While the first season focused significant time on world building, Season 2 fleshes out the characters further and builds on the already strong foundations of the story, exploring memory and perception as underlying themes for the season. The third and fourth episodes, written respectively by Bryan Cogman and Vanessa Taylor, display this with heartbreaking clarity, depicting the beauty of the landscape at odds with its harshness. The civilization that is encountered here is a far crueler and darker place than one might have imagined: morality is a mercurial concept here and honor makes a poor shield.
Season 2 is a return to a world of dragons and of bones that many of us have missed terribly.
In Alan Taylor, the show has found a director who understands scale, delivering powerful sequences that ricochet between the epic and the intimate, and who is exceptionally fluent in the visual language of the show. There’s a sense of grandeur to the exterior shots and a sense of earthiness and caked-on dirt to the interiors; snow and mud are as lovingly shot as a glittering ruby at the throat of a fiery woman. Likewise, David Petrarca—who directs the breathless fourth episode (“A Garden of Bones”)—deserves recognition as well, bringing to life several unforgettable sequences with a raw power and haunting savagery that would make Martin proud.
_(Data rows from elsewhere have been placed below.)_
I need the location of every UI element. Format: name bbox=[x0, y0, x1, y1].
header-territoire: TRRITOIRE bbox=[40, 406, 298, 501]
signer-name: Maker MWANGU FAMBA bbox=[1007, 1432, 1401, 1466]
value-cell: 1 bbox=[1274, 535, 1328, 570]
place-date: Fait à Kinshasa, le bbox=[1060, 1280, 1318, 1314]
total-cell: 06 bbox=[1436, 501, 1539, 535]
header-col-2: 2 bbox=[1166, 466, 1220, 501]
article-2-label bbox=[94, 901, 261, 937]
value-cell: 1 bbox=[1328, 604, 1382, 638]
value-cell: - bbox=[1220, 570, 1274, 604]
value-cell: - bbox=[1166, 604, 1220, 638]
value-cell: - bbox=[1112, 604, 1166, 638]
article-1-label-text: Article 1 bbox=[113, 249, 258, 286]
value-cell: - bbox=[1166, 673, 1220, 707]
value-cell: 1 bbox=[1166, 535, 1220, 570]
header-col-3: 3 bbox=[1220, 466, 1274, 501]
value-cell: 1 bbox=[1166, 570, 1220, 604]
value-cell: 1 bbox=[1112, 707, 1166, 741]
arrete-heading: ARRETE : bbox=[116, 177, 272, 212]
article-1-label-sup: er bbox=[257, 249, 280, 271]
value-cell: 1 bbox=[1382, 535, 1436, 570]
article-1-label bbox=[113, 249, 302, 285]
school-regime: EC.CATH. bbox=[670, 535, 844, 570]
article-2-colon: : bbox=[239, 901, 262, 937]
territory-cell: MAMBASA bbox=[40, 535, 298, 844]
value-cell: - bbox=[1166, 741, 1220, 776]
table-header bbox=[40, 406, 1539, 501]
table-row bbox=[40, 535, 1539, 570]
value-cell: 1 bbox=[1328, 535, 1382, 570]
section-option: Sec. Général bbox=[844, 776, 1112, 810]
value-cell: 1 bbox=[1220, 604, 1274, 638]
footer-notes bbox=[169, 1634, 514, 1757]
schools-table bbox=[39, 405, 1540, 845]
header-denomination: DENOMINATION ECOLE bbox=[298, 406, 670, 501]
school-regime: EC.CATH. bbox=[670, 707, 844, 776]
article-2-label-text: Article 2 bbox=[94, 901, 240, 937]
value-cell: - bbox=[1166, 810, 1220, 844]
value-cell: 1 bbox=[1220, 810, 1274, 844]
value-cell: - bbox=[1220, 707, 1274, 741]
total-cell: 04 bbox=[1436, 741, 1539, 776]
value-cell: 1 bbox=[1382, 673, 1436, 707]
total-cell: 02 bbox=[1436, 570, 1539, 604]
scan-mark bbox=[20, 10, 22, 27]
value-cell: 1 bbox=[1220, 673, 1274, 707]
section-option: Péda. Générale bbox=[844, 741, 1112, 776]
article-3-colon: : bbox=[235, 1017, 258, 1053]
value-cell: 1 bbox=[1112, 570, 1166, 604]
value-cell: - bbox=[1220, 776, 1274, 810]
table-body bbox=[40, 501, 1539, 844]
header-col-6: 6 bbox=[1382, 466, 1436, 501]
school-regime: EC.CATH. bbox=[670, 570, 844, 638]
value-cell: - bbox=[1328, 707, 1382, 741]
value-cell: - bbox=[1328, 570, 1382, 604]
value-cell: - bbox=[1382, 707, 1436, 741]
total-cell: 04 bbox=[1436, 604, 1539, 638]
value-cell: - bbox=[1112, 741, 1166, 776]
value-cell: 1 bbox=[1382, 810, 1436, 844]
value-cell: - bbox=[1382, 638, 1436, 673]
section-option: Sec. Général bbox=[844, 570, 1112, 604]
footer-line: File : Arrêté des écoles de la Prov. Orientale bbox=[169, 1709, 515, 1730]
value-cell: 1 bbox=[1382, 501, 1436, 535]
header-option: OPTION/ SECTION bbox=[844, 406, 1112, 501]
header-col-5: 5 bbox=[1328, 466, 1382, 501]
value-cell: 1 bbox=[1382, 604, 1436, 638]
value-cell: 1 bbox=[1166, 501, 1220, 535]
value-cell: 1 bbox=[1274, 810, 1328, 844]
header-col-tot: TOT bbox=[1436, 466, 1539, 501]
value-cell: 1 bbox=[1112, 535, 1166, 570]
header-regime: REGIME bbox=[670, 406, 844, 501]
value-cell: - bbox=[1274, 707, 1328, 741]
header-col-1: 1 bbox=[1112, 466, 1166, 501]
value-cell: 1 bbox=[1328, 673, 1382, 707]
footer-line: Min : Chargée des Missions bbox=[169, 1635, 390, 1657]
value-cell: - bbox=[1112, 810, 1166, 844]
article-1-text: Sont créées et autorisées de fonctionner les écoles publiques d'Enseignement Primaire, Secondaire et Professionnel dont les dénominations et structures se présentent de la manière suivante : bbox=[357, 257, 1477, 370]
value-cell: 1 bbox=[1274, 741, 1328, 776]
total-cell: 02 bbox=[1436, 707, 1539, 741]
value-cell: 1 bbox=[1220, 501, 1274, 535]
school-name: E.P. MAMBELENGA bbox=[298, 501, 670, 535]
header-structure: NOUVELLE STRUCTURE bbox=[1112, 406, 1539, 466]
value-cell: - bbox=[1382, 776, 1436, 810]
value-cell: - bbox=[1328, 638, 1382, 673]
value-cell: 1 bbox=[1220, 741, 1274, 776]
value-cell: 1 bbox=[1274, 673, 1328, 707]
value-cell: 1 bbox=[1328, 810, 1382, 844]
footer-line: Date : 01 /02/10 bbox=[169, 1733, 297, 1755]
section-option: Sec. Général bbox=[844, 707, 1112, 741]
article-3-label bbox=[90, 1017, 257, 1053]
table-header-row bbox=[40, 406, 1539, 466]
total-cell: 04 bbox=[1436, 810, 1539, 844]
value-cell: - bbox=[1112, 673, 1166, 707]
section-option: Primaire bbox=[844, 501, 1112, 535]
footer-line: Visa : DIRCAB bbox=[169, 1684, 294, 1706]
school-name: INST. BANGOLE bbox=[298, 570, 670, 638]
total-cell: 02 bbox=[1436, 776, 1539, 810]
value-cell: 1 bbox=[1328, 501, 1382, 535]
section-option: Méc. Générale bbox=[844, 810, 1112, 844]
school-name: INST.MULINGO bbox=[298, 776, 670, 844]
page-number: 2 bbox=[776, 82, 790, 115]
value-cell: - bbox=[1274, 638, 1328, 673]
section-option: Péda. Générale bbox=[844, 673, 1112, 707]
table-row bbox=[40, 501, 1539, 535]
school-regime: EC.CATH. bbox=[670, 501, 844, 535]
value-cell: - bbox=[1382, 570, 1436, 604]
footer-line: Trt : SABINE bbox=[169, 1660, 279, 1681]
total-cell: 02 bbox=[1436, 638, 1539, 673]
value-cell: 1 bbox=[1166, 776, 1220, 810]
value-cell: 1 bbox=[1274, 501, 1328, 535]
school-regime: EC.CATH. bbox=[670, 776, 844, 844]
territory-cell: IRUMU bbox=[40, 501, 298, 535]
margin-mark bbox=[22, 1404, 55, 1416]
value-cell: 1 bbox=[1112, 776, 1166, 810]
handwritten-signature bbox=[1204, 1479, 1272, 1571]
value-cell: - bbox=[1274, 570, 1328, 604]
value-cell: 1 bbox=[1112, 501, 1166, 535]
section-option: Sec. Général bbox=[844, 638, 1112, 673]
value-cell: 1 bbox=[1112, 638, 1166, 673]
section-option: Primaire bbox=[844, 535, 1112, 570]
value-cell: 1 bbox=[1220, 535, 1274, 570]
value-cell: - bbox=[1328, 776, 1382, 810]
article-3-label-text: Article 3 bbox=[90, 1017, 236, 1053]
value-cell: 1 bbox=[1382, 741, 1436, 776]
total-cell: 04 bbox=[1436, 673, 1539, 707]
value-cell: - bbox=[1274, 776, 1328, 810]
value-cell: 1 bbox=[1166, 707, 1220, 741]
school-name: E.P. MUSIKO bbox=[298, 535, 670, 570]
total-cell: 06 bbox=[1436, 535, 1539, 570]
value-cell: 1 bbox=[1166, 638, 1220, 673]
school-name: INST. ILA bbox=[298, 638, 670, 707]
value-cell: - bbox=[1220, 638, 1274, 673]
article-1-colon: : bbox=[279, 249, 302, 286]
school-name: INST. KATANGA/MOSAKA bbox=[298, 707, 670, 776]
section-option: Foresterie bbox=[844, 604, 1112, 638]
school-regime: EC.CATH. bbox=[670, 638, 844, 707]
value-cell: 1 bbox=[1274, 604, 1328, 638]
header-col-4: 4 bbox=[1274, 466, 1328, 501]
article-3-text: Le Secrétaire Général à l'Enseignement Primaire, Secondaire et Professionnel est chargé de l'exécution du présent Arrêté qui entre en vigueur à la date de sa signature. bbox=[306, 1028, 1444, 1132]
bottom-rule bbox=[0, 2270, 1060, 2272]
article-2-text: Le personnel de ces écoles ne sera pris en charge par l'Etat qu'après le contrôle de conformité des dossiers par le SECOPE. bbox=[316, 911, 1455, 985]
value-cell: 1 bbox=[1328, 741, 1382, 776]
Ultimately, Season 2 is a return to a world of dragons and of bones that many of us have missed terribly. With war approaching on multiple fronts, treacherous double-crosses now de rigueur, and the possible return of long-dead magic to the land, Season 2 of Game of Thrones is fantastic, overflowing with majesty and mystery. The night, we’re told, is dark and full of terror, and so is this provocative and enthralling show. Miss an episode—or even a minute—at your own peril.